Le Cagnon et les rapides passés, on pouvait s'attendre à n'avoir plus que de l'agrément en descendant la rivière, mais nous devions être détrompés, car la rivière Thirty Mile nous réservait des surprises désagréables. En effet, à peine étions-nous engagés dans ses méandres que nous fûmes emportés par un courant excessivement rapide, de 12 kilomètres à l'heure, ce qui n'est pas déjà si mal, si l'on se représente qu'il faut avoir l'œil incessamment sur les rochers et les barres, qui pullulent dans ces eaux. Premièrement, il y a à droite une pointe de roc avec laquelle peu de bateaux n'ont pas eu affaire; vous y êtes portés directement, et ce n'est qu'à force de rames qu'il est possible de l'éviter et de rester dans le courant resserré entre le roc et la rive. Comme nous passions, une des chevilles qui retenaient l'aviron d'avant se rompit, et l'homme qui le maniait fut presque jeté à l'eau avec sa rame. Heureusement celle-ci était retenue avec une corde solide, et l'on put ainsi, sans accident, tenter d'aborder, ce qui était urgent pour la réparation de la fourche d'avant, de laquelle on ne pouvait se passer.

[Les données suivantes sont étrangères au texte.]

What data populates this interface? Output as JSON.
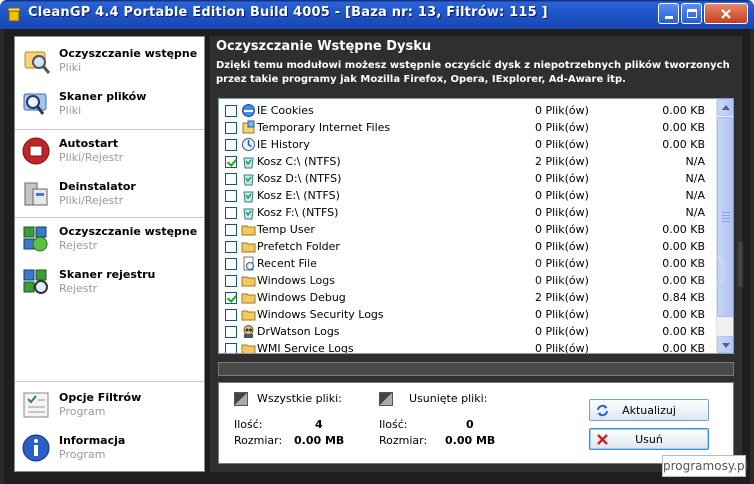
{
  "window": {
    "title": "CleanGP 4.4 Portable Edition Build 4005  - [Baza nr: 13, Filtrów: 115 ]"
  },
  "sidebar": {
    "items": [
      {
        "title": "Oczyszczanie wstępne",
        "sub": "Pliki",
        "icon": "magnifier-folder-icon"
      },
      {
        "title": "Skaner plików",
        "sub": "Pliki",
        "icon": "scan-monitor-icon"
      },
      {
        "title": "Autostart",
        "sub": "Pliki/Rejestr",
        "icon": "autostart-icon"
      },
      {
        "title": "Deinstalator",
        "sub": "Pliki/Rejestr",
        "icon": "uninstaller-icon"
      },
      {
        "title": "Oczyszczanie wstępne",
        "sub": "Rejestr",
        "icon": "registry-clean-icon"
      },
      {
        "title": "Skaner rejestru",
        "sub": "Rejestr",
        "icon": "registry-scan-icon"
      },
      {
        "title": "Opcje Filtrów",
        "sub": "Program",
        "icon": "filter-options-icon"
      },
      {
        "title": "Informacja",
        "sub": "Program",
        "icon": "info-icon"
      }
    ]
  },
  "main": {
    "title": "Oczyszczanie Wstępne Dysku",
    "description": "Dzięki temu modułowi możesz wstępnie oczyścić dysk z niepotrzebnych plików tworzonych przez takie programy jak Mozilla Firefox, Opera, IExplorer, Ad-Aware itp."
  },
  "list": {
    "rows": [
      {
        "name": "IE Cookies",
        "files": "0 Plik(ów)",
        "size": "0.00 KB",
        "checked": false,
        "icon": "ie-icon"
      },
      {
        "name": "Temporary Internet Files",
        "files": "0 Plik(ów)",
        "size": "0.00 KB",
        "checked": false,
        "icon": "temp-files-icon"
      },
      {
        "name": "IE History",
        "files": "0 Plik(ów)",
        "size": "0.00 KB",
        "checked": false,
        "icon": "history-icon"
      },
      {
        "name": "Kosz C:\\ (NTFS)",
        "files": "2 Plik(ów)",
        "size": "N/A",
        "checked": true,
        "icon": "recycle-bin-icon"
      },
      {
        "name": "Kosz D:\\ (NTFS)",
        "files": "0 Plik(ów)",
        "size": "N/A",
        "checked": false,
        "icon": "recycle-bin-icon"
      },
      {
        "name": "Kosz E:\\ (NTFS)",
        "files": "0 Plik(ów)",
        "size": "N/A",
        "checked": false,
        "icon": "recycle-bin-icon"
      },
      {
        "name": "Kosz F:\\ (NTFS)",
        "files": "0 Plik(ów)",
        "size": "N/A",
        "checked": false,
        "icon": "recycle-bin-icon"
      },
      {
        "name": "Temp User",
        "files": "0 Plik(ów)",
        "size": "0.00 KB",
        "checked": false,
        "icon": "folder-icon"
      },
      {
        "name": "Prefetch Folder",
        "files": "0 Plik(ów)",
        "size": "0.00 KB",
        "checked": false,
        "icon": "folder-icon"
      },
      {
        "name": "Recent File",
        "files": "0 Plik(ów)",
        "size": "0.00 KB",
        "checked": false,
        "icon": "recent-file-icon"
      },
      {
        "name": "Windows Logs",
        "files": "0 Plik(ów)",
        "size": "0.00 KB",
        "checked": false,
        "icon": "folder-icon"
      },
      {
        "name": "Windows Debug",
        "files": "2 Plik(ów)",
        "size": "0.84 KB",
        "checked": true,
        "icon": "folder-icon"
      },
      {
        "name": "Windows Security Logs",
        "files": "0 Plik(ów)",
        "size": "0.00 KB",
        "checked": false,
        "icon": "folder-icon"
      },
      {
        "name": "DrWatson Logs",
        "files": "0 Plik(ów)",
        "size": "0.00 KB",
        "checked": false,
        "icon": "drwatson-icon"
      },
      {
        "name": "WMI Service Logs",
        "files": "0 Plik(ów)",
        "size": "0.00 KB",
        "checked": false,
        "icon": "folder-icon"
      }
    ]
  },
  "summary": {
    "all_files_label": "Wszystkie pliki:",
    "deleted_files_label": "Usunięte pliki:",
    "count_label": "Ilość:",
    "size_label": "Rozmiar:",
    "all_count": "4",
    "all_size": "0.00 MB",
    "deleted_count": "0",
    "deleted_size": "0.00 MB"
  },
  "buttons": {
    "refresh": "Aktualizuj",
    "delete": "Usuń"
  },
  "watermark": {
    "text": "programosy.pl",
    "badge": "programosy.pl"
  },
  "colors": {
    "titlebar": "#1e55c8",
    "panel_bg": "#2f2f2f",
    "check": "#21a121"
  }
}
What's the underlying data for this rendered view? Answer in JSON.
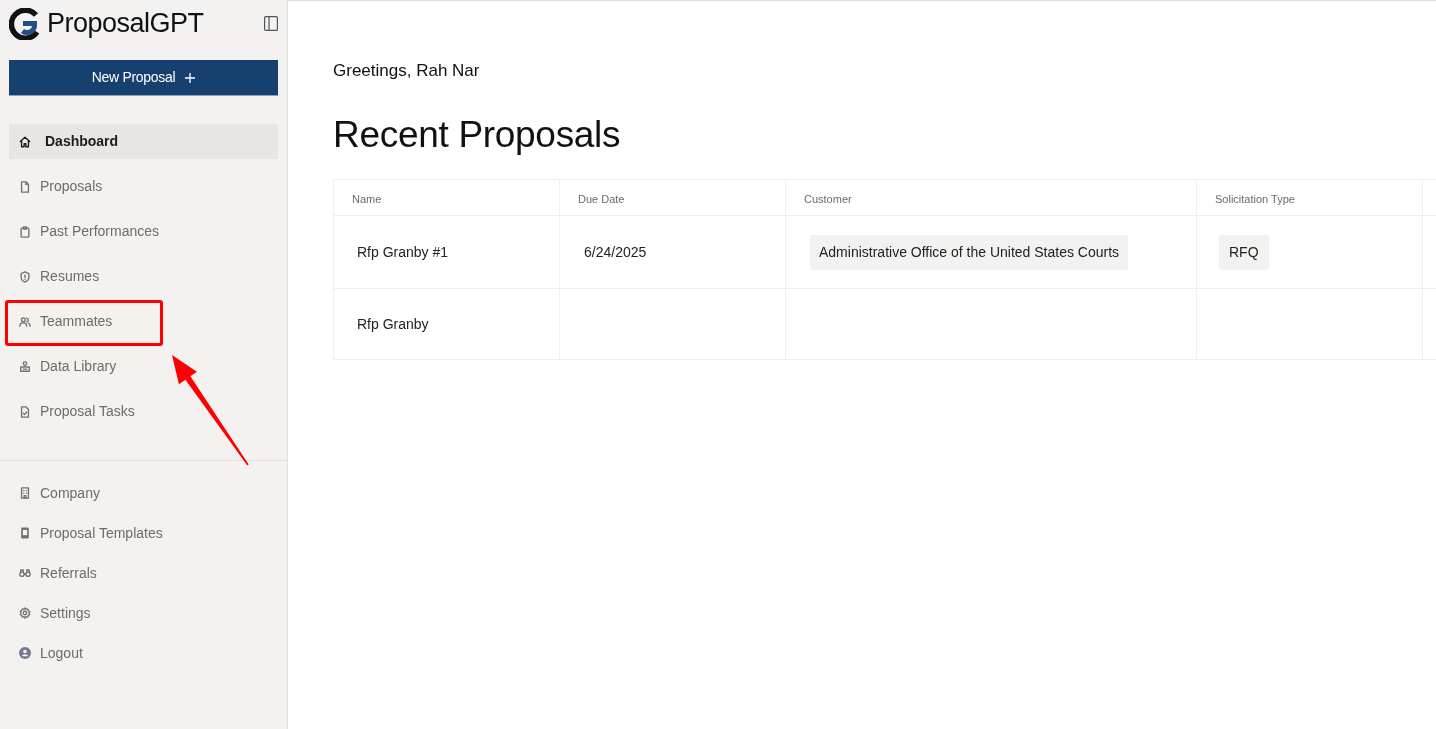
{
  "sidebar": {
    "logo": {
      "text": "ProposalGPT"
    },
    "new_button": {
      "label": "New Proposal"
    },
    "nav_items": [
      {
        "label": "Dashboard",
        "selected": true,
        "highlighted": false
      },
      {
        "label": "Proposals",
        "selected": false,
        "highlighted": false
      },
      {
        "label": "Past Performances",
        "selected": false,
        "highlighted": false
      },
      {
        "label": "Resumes",
        "selected": false,
        "highlighted": false
      },
      {
        "label": "Teammates",
        "selected": false,
        "highlighted": true
      },
      {
        "label": "Data Library",
        "selected": false,
        "highlighted": false
      },
      {
        "label": "Proposal Tasks",
        "selected": false,
        "highlighted": false
      }
    ],
    "bottom_items": [
      {
        "label": "Company",
        "selected": false
      },
      {
        "label": "Proposal Templates",
        "selected": false
      },
      {
        "label": "Referrals",
        "selected": false
      },
      {
        "label": "Settings",
        "selected": false
      },
      {
        "label": "Logout",
        "selected": false
      }
    ]
  },
  "main": {
    "greeting": "Greetings, Rah Nar",
    "title": "Recent Proposals",
    "table": {
      "columns": [
        "Name",
        "Due Date",
        "Customer",
        "Solicitation Type"
      ],
      "rows": [
        {
          "name": "Rfp Granby #1",
          "due_date": "6/24/2025",
          "customer": "Administrative Office of the United States Courts",
          "solicitation_type": "RFQ"
        },
        {
          "name": "Rfp Granby"
        }
      ]
    }
  }
}
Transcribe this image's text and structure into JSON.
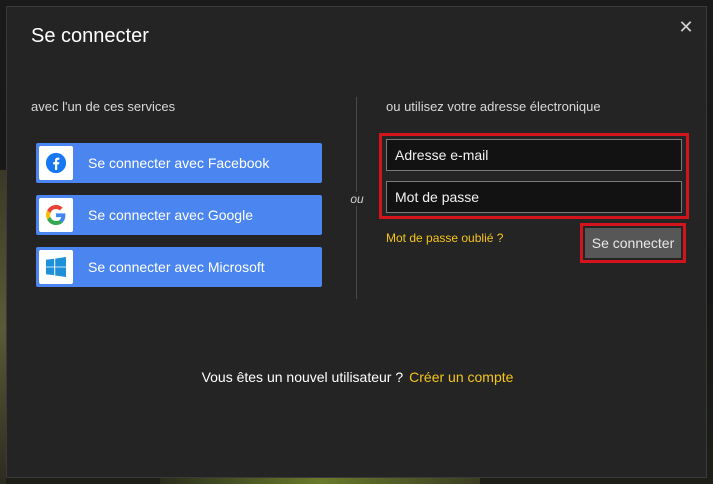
{
  "dialog": {
    "title": "Se connecter",
    "close_glyph": "✕"
  },
  "services": {
    "label": "avec l'un de ces services",
    "buttons": [
      {
        "label": "Se connecter avec Facebook",
        "icon": "facebook-icon",
        "color": "#4b86f0"
      },
      {
        "label": "Se connecter avec Google",
        "icon": "google-icon",
        "color": "#4b86f0"
      },
      {
        "label": "Se connecter avec Microsoft",
        "icon": "windows-icon",
        "color": "#4b86f0"
      }
    ]
  },
  "divider": {
    "text": "ou"
  },
  "email_login": {
    "label": "ou utilisez votre adresse électronique",
    "email_placeholder": "Adresse e-mail",
    "password_placeholder": "Mot de passe",
    "forgot_password": "Mot de passe oublié ?",
    "submit_label": "Se connecter"
  },
  "footer": {
    "text": "Vous êtes un nouvel utilisateur ?",
    "create_account": "Créer un compte"
  },
  "colors": {
    "accent_link": "#f5c518",
    "highlight_border": "#d4141c",
    "sso_button": "#4b86f0"
  }
}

Deux hommes sautent à terre avec l'amarre, et l'un d'eux réussit à passer l'extrémité autour d'un sapin, mais l'autre, le timonier, qui tenait le milieu de la corde et devait l'enrouler autour du tronc d'un arbre coupé à un mètre du sol, excité et hors de lui, croyant saisir le tronc, ne faisait qu'embrasser le vide; pendant ce temps la corde lui glissait entre les mains, et la Ville de Paris s'en allait à la dérive; on voyait le moment où l'amarre, arrivée au bout de sa longueur et fortement enroulée autour du sapin, allait se tendre et se détacher au premier choc. Les hommes restés à bord suivaient de l'œil cette scène et attendaient stoïquement l'instant psychologique. Si le câble partait, c'étaient sûrement le naufrage et ses conséquences. Fort heureusement, grâce à la Providence sans doute, la corde en se tendant accrocha le bout d'une grosse poutre fixée en travers à l'avant et la fit sauter en éclats, amortissant le choc, l'annulant pour ainsi dire. La barque était sauvée avec son équipage. Nous réparâmes l'accident en remplaçant les chevilles de bois par des tiges de fer appartenant aux traîneaux, et après deux ou trois heures d'arrêt nous nous remîmes en route.

RAPIDES DE LA RIVIÈRE THIRTY MILE.—D'APRÈS LA PHOTOGRAPHIE DE LA ROCHE À SEATTLE.